Le plat de résistance

J’ai tout mangé. Tout. Il ne reste que des plumes. Je suis fière. Mon premier repas depuis trop longtemps. Alors, maintenant, je digère.

Il est vrai que j’aurais aimé avoir un digestif. Un bon cognac aurait été bienvenu mais ici, la boisson, tout comme la bouffe, c’est d’une rareté rare. Je me contente de regarder l’horizon et le soleil qui s’y étend.

Sur mon île, il n’y a que des arbres, la mer tout autour et un soleil qui ne cesse de darder de ses rayons brûlant la plage trop blanche. Ici, même l’ombre est difficile à supporter. Alors, quand vient la nuit, je me réjouis de la pluie qui tombe, doucement, comme une caresse sur ma peau nue. Je m’en gave car c’est ma seule source d’eau potable. Je reste là, la bouche ouverte, les yeux fermés, à frissonner comme si c’était le meilleur des orgasmes. Et ce l’est, croyez-moi.

Des fois, je rêve que chacune de ces gouttes tièdes est un bout de langue qui me chatouille. La nuit noire me permet, même si je suis complètement seule et que je pourrais le faire sans gêne au grand jour, me permet donc d’ouvrir mes jambes et offrir tout mon corps à la nature.

Voilà deux semaines que je suis ici, naufragée, sur une île au milieu du Pacifique. Je me suis endormie chez moi, dans mon loft sur la rue St-Urbain à Montréal et j’ai fait un cauchemar après avoir trop bu de vin du dépanneur. J’ai rêvé m’être envolé dans les serres d’un aigle géant qui m’a soulevé au-dessus du sol aussi vite qu’un jet de l’Armée. Du coup, je me suis crue morte. La lumière était si intense que je me demandais comment je pouvais encore plus fermer mes paupières déjà closes. Et dans ce rêve fou, j’étais à poil, comme à ma naissance, raison de plus de me croire morte.

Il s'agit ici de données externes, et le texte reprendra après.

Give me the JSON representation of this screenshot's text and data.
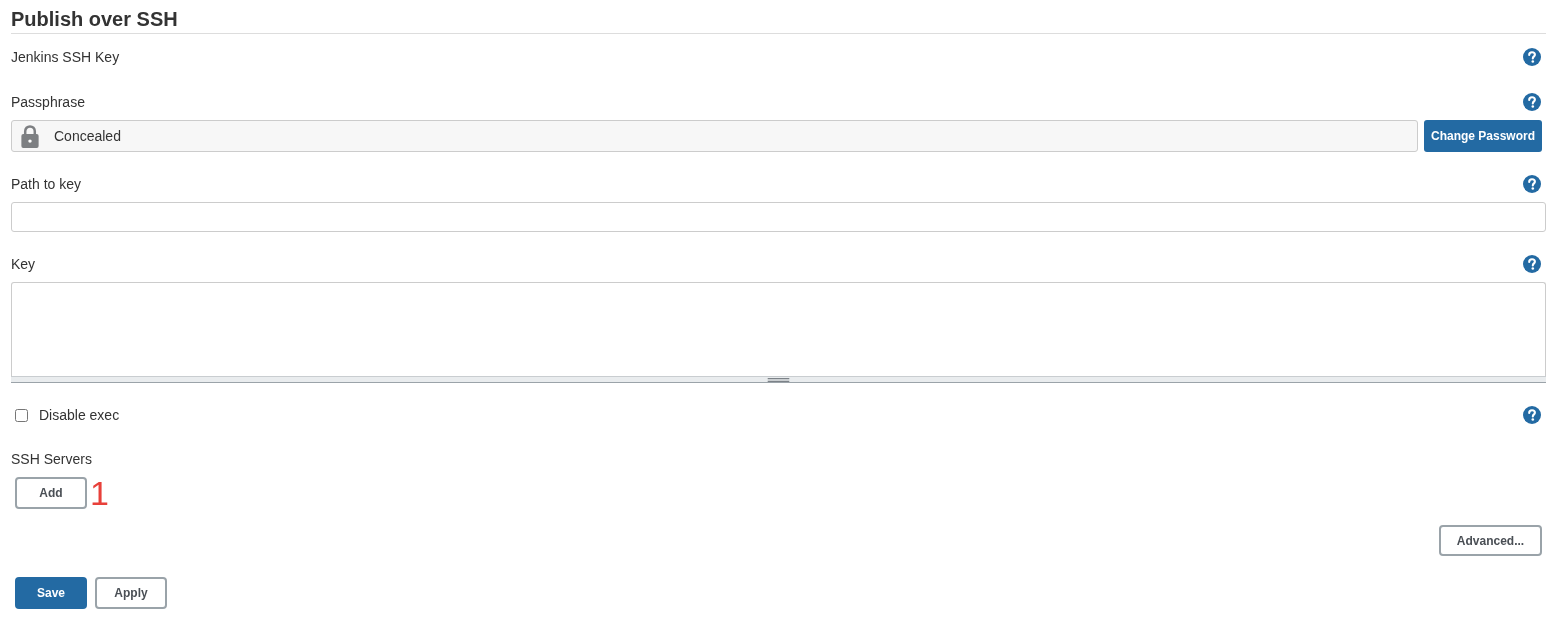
{
  "section": {
    "title": "Publish over SSH"
  },
  "fields": [
    {
      "kind": "label",
      "label": "Jenkins SSH Key"
    },
    {
      "kind": "secret",
      "label": "Passphrase",
      "value": "Concealed",
      "button": "Change Password"
    },
    {
      "kind": "text",
      "label": "Path to key"
    },
    {
      "kind": "textarea",
      "label": "Key"
    },
    {
      "kind": "checkbox",
      "label": "Disable exec",
      "checked": false
    }
  ],
  "ssh_servers": {
    "label": "SSH Servers",
    "add_button": "Add",
    "annotation": "1"
  },
  "advanced_button": "Advanced...",
  "buttons": [
    {
      "label": "Save",
      "kind": "primary"
    },
    {
      "label": "Apply",
      "kind": "secondary"
    }
  ]
}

Après au moins une couple d’heure de vol plané au-dessus des Grands Lacs, des Rocheuses, on a bifurqué vers le Sud en longeant la côte. J’ai vu San Francisco et son fameux pont. Puis, j’ai commencé à sentir de la fatigue, et j’avais un vertige du diable. Mais que pouvais-je faire de plus, moi qui était coincée dans les pattes d’un oiseau de proie au beau milieu d’un rêve à la con? Il va vraiment falloir que je fréquente la Société des Alcools plutôt que donner mon pécule pour du vinaigre de raisin cheap vendu par mon cher Faroud.

Je crois que je me suis endormie dans mon rêve. C’est ce qu’y m’a fait réalisé que je n’étais peut-être pas en train de rêver mais bien de vivre vraiment ce curieux voyage.

On a atterri ici, sur cette île pas très grande. À vue d’aigle, elle fait peut-être 10 kilomètres carrés, pas plus. Des lagunes turquoises. Du sable blanc. Il ne manquait plus que Tom Hanks et je n’en demanderais pas plus. Mais l’atterrissage a été abrupt et je me suis sablé les genoux. Ce ne fut pas une jouissance que de se rincer les articulations dans l’eau de mer. Erreur tropicale!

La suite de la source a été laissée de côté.